The girls, ages 11-14, were leaving a Speedway when they noticed they were being watched. 22-year-old Bruce Hipkins had been eyeballing the group, a gross fact later confirmed by surveillance footage from the store. When the young girls left and crossed the street to escape him, he followed them.

Millington Police Chief Jason Oliver tells ABC News 12 that the girls did the right thing. “They decided to go across the street where the lights are, to a lit area,” he said.

But Hipkins was undeterred.

Lauren Eickhoff, 13, says it was her 11-year-old sister that he went after first.

“(He was) behind my sister and I screamed, ‘Allison’ and then he attacked.” Allison says, “He said, ‘you’re coming with me’. And like, he grabbed my face.” At first, the little girl thought the attack was some kind of joke. “This can not be happening, I thought it was a test at first but them I’m like, ‘this is real’,” she says.

Then Lauren sprang into action. She used the only weapon she had against the kidnapper—her hot cup of coffee—and flung it in the attacker’s face. Then the other two friends joined in as well, all three of the girls attacking the man with punches and kicks while he still had a hold on Allison.

The girls’ efforts caused him to release 11-year-old Allison, but then he went for the oldest girl in the group, aged fourteen.
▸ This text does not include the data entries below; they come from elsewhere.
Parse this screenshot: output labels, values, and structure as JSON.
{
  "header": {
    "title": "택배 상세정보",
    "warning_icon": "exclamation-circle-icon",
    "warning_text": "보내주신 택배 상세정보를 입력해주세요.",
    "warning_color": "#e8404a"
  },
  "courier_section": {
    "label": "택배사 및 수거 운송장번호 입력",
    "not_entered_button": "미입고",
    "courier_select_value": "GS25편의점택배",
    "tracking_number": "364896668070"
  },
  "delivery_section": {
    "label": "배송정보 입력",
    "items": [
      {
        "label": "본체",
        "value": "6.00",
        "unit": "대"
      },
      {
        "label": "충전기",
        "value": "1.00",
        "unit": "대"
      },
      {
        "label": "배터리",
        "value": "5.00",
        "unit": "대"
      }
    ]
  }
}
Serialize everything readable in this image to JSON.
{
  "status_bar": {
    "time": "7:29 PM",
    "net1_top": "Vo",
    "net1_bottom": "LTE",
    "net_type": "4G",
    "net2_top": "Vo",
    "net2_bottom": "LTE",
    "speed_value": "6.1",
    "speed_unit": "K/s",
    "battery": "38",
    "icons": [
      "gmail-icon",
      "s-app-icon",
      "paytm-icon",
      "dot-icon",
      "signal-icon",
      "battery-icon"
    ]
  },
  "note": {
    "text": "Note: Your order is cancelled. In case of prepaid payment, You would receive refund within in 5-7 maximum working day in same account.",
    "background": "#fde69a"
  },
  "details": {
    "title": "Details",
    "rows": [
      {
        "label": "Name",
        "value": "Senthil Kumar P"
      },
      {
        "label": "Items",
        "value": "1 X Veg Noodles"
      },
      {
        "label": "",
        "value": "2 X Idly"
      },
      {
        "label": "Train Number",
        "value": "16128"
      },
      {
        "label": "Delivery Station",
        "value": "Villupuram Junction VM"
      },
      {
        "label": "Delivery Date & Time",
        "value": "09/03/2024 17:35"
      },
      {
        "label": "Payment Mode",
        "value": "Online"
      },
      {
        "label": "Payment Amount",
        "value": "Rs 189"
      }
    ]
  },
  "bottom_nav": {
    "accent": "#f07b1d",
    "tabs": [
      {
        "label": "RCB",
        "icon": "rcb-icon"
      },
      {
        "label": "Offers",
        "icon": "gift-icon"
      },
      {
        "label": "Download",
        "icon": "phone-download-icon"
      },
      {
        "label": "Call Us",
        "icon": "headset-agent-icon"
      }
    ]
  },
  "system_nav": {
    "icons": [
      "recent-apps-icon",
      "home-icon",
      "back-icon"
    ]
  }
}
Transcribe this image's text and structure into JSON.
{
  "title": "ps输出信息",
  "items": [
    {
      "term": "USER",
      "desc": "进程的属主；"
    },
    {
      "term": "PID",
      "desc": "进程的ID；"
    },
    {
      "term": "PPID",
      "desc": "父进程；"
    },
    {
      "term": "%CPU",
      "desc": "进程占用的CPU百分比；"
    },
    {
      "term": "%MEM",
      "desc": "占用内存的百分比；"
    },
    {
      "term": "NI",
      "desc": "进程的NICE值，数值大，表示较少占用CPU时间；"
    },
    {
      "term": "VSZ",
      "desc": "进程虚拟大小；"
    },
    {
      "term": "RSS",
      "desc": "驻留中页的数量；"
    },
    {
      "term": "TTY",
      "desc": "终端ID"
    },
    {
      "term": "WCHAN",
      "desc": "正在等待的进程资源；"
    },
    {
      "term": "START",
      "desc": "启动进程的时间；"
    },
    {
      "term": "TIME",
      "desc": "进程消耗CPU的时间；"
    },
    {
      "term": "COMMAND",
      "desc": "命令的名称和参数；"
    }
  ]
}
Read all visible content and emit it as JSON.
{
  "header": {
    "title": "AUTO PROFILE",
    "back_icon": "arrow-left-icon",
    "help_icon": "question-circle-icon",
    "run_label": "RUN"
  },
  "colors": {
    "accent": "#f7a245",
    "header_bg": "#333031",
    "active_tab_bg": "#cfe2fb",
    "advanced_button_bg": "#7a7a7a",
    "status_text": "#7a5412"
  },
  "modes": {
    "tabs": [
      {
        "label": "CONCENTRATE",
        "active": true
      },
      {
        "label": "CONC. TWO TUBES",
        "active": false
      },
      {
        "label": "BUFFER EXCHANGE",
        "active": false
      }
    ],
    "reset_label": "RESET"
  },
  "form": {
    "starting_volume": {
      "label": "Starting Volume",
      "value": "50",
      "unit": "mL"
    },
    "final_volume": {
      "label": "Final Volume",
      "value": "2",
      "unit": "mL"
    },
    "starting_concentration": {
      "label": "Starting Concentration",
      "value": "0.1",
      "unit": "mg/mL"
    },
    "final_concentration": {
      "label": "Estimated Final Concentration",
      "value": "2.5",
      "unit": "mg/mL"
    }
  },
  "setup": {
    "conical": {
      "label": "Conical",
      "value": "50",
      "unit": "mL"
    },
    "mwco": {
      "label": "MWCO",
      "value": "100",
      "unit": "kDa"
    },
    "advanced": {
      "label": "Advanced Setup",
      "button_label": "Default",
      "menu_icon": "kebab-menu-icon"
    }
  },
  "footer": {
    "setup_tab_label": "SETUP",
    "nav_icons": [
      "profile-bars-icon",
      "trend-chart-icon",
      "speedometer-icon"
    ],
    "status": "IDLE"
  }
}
He grabbed her by the hair,  but once again, her friends would not give up the fight and continued to scream, kick, and punch until he finally let go and ran away.

As the Dollar General was closed, the group ran as fast as they could to an open restaurant a block away, where someone called 911.

Hipkins was arrested after the girls called for help from a nearby inn. Police say surveillance video shows him watching the girls inside the convenience store before following them out. They’d crossed a street to avoid him in what Millington Police Chief Oliver calls the first of many right moves.

“They did what they needed to do,” he says. Hipkins is currently in Tuscola County Jail on a $250,000 bond. He’s wearing a coffee-stained T-shirt in a booking photo.

For others who find themselves in a similar situation, the girls have a piece of advice.

They urged others to “always fight back because you always have a chance.” And always remember that anything you have on you can be used as a weapon – a set of keys, your cardigan, or in this case, the very beverage in your hand.